3.1In cassatie kan van het volgende worden uitgegaan.
(i) Op 15 maart 2000 is het zogenoemde Pact van Brakkenstein tot stand gekomen. Dit pact betreft een convenant tussen de rijksoverheid (de toenmalige ministers van VROM en LNV), de provincies Utrecht, Gelderland, Noord-Brabant, Overijssel en Limburg, LTO-Nederland en de Vereniging van Nederlandse Gemeenten.
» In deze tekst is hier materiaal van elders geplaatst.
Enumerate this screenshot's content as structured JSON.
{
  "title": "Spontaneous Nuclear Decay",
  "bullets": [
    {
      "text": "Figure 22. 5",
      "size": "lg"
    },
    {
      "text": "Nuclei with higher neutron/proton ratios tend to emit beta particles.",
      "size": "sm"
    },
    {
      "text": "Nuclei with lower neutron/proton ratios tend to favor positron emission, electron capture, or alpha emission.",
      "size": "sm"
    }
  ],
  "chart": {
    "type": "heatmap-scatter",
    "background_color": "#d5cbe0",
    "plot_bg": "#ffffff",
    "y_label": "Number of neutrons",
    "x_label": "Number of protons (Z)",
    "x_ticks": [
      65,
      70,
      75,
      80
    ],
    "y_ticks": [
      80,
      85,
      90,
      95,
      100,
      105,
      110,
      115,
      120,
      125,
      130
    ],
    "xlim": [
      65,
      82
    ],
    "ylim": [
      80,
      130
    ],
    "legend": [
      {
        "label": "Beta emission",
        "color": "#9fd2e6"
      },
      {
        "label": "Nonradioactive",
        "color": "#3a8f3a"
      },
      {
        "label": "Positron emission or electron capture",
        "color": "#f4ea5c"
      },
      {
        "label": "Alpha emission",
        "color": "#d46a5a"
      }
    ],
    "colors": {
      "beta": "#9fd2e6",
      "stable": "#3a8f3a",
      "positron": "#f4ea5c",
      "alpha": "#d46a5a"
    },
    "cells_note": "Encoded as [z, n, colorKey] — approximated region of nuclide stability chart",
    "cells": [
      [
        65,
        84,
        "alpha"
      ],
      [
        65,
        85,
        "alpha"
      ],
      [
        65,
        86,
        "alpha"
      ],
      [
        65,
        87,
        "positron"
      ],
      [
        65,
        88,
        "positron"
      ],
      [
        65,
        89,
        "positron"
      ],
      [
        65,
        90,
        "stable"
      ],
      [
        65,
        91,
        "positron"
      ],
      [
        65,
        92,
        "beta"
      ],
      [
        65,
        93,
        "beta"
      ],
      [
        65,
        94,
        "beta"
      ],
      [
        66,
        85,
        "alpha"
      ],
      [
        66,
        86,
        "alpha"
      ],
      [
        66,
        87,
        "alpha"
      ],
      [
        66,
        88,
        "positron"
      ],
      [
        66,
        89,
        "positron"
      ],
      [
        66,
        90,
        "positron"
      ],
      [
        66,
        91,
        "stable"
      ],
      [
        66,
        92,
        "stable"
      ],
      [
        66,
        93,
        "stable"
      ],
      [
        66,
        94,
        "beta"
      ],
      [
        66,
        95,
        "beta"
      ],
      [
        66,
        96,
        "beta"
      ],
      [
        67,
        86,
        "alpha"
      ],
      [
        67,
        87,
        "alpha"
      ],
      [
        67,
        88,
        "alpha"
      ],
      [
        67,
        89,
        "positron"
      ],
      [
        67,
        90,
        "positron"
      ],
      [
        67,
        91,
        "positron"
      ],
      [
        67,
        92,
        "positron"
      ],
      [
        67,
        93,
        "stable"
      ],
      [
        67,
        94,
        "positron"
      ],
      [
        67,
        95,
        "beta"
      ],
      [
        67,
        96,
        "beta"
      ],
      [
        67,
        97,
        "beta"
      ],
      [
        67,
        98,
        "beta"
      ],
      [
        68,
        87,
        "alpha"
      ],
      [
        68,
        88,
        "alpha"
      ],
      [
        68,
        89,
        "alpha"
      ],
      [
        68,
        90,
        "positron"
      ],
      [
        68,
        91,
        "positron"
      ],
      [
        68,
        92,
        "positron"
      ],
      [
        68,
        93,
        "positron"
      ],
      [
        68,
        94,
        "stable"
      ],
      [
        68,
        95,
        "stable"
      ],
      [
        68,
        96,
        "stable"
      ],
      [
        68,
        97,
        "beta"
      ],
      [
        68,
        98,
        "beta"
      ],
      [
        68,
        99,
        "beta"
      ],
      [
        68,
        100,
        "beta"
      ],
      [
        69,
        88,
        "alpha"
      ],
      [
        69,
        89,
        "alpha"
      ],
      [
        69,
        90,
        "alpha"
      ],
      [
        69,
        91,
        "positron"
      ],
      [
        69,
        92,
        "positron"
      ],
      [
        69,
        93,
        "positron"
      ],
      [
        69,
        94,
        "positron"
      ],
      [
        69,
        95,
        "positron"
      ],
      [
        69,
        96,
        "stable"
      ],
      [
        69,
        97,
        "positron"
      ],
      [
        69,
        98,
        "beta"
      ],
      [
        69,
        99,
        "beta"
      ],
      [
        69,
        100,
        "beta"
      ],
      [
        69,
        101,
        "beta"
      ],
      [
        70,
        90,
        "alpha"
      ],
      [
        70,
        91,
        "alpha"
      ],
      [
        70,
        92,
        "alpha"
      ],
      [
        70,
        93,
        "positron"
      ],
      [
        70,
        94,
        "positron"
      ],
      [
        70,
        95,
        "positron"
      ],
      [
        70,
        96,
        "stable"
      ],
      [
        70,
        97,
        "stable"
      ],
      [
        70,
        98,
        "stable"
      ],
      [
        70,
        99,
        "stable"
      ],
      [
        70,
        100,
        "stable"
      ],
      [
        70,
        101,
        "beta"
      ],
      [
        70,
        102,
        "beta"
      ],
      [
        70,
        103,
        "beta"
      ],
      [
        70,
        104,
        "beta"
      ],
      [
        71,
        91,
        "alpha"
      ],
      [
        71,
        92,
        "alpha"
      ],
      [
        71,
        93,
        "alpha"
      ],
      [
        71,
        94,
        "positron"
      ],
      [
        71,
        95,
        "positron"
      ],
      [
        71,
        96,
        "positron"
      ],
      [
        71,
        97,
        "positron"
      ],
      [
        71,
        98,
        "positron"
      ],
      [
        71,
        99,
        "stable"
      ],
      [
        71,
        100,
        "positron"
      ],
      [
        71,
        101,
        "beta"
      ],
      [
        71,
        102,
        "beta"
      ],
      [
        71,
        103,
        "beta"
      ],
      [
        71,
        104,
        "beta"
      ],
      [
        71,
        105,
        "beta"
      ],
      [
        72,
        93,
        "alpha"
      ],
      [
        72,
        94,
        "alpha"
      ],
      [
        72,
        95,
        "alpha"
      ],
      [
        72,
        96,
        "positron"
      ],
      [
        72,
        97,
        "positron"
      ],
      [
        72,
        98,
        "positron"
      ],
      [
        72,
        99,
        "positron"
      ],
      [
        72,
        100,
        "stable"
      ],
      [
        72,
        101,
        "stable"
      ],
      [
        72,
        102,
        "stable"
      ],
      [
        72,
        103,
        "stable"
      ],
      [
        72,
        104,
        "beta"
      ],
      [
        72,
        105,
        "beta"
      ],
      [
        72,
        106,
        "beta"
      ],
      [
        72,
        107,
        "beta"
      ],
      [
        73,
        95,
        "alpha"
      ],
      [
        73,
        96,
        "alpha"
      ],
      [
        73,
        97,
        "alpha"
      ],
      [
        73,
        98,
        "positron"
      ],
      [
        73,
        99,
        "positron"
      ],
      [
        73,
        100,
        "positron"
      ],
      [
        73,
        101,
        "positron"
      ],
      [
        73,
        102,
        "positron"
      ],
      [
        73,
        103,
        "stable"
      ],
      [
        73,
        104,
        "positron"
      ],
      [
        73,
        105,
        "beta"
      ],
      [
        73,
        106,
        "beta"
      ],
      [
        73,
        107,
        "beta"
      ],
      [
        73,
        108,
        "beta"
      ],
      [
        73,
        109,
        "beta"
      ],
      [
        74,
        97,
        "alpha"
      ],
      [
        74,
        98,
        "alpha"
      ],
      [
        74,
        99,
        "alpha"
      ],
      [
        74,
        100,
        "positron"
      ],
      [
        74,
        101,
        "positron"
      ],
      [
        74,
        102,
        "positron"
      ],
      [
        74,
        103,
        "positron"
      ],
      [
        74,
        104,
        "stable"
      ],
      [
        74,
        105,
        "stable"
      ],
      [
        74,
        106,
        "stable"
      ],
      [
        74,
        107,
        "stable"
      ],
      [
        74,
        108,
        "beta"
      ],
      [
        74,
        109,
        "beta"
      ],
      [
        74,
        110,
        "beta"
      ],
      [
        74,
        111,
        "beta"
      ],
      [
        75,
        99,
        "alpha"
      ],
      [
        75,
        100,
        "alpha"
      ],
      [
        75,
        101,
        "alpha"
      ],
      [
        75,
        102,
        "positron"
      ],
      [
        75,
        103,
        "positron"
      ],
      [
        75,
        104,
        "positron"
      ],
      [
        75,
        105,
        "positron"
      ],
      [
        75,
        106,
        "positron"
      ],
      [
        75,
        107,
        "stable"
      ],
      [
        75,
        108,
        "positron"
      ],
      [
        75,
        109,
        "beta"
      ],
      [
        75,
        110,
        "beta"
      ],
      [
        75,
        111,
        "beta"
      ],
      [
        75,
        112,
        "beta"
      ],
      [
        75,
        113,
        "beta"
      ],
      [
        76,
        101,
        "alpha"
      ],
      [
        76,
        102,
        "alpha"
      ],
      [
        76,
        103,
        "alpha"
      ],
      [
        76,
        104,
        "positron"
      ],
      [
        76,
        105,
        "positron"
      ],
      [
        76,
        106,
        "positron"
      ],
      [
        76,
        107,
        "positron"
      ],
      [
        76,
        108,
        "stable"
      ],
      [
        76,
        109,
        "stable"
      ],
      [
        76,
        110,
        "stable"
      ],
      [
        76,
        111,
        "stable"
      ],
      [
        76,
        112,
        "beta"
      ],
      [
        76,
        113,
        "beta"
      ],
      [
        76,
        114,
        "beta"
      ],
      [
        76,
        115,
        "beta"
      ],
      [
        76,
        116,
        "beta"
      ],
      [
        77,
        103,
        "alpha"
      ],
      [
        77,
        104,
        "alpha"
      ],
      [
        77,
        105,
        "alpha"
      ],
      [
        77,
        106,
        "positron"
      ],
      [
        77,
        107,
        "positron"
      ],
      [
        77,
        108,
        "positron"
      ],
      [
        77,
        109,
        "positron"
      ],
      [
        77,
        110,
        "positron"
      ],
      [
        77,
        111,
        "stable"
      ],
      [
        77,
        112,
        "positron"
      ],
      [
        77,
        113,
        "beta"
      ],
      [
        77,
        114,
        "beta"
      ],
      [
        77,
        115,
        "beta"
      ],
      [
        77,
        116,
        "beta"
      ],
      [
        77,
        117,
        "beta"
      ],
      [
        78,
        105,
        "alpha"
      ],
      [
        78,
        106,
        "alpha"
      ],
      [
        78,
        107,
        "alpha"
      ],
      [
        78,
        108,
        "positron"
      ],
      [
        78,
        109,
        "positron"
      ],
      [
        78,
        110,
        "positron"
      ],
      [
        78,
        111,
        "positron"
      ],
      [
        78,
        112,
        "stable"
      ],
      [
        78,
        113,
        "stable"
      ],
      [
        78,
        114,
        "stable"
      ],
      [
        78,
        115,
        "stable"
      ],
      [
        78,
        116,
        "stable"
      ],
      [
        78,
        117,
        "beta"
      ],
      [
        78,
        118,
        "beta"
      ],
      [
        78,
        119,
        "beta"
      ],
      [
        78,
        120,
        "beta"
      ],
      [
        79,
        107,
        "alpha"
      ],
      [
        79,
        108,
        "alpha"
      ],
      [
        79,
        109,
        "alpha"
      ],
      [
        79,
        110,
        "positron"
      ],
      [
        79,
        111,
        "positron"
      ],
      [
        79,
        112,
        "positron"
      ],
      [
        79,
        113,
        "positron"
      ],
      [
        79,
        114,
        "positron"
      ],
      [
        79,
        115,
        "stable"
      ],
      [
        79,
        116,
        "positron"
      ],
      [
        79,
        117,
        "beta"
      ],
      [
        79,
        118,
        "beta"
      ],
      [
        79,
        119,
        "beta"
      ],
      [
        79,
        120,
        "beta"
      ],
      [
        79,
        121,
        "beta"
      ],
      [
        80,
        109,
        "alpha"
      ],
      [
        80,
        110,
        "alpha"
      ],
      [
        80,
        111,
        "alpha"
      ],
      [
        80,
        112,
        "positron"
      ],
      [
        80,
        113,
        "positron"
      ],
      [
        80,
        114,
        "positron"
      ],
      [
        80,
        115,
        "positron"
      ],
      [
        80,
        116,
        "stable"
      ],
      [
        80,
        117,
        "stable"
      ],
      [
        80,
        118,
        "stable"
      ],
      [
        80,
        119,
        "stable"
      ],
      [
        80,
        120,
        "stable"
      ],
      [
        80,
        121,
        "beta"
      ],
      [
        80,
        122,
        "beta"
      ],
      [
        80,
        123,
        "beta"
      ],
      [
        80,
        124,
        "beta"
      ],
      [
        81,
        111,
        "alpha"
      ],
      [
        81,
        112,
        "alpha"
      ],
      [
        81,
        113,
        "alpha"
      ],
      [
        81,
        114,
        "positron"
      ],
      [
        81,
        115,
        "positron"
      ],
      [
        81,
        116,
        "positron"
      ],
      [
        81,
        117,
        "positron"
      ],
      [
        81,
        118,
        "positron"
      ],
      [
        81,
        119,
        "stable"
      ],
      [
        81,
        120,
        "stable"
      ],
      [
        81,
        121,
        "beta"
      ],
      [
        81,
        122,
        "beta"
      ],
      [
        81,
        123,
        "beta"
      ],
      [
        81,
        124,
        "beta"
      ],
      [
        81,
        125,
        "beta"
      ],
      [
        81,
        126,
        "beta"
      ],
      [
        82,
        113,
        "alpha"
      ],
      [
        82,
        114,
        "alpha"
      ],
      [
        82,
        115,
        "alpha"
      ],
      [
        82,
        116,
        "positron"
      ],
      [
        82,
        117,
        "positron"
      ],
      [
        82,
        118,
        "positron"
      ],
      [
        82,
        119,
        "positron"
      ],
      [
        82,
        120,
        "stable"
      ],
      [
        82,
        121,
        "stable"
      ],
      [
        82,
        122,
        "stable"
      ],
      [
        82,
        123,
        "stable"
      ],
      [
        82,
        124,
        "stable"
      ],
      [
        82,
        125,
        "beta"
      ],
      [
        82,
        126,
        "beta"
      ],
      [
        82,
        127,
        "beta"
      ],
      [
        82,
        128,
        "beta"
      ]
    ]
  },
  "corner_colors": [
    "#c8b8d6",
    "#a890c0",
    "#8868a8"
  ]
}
(ii) Dit convenant ziet onder meer op het stimuleren van de sloop van stallen in de zogenaamde concentratiegebieden van de veehouderij, zowel om een vermindering van het mestoverschot te bewerkstelligen als om te komen tot verbetering van de ruimtelijke kwaliteit van deze gebieden. In dat kader is de afspraak gemaakt dat in ruil voor de sloop van stallen in deze gebieden de bouw van ten hoogste 6.500 extra woningen in de betrokken provincies mag worden toegestaan, waarvan 3.000 in de provincie Noord-Brabant. De bouw van woningen mag andere locaties betreffen dan het perceel waarop de te slopen stal staat. De verdere uitvoering is overgelaten aan de provincies en gemeenten. Deze regeling wordt aangeduid als de Ruimte voor ruimte-regeling (hierna: de RvR-regeling).
(iii) Wat de provincie Noord-Brabant (hierna: de Provincie) betreft, is de RvR-regeling uitgewerkt in het streekplan “Streekplan Noord-Brabant 2002 “Brabant in Balans”” (hierna: het Streekplan). Dit plan voorziet erin, overeenkomstig het onder (i) en (ii) genoemde convenant, dat in ruil voor de sloop van agrarische bedrijfsgebouwen die voor de intensieve veehouderij in gebruik zijn of waren, de bouw van woningen op passende locaties wordt toegestaan in afwijking van de programmering voor de woningbouw of, indien nodig, in afwijking van de regel dat geen burgerwoningen aan het buitengebied mogen worden toegevoegd.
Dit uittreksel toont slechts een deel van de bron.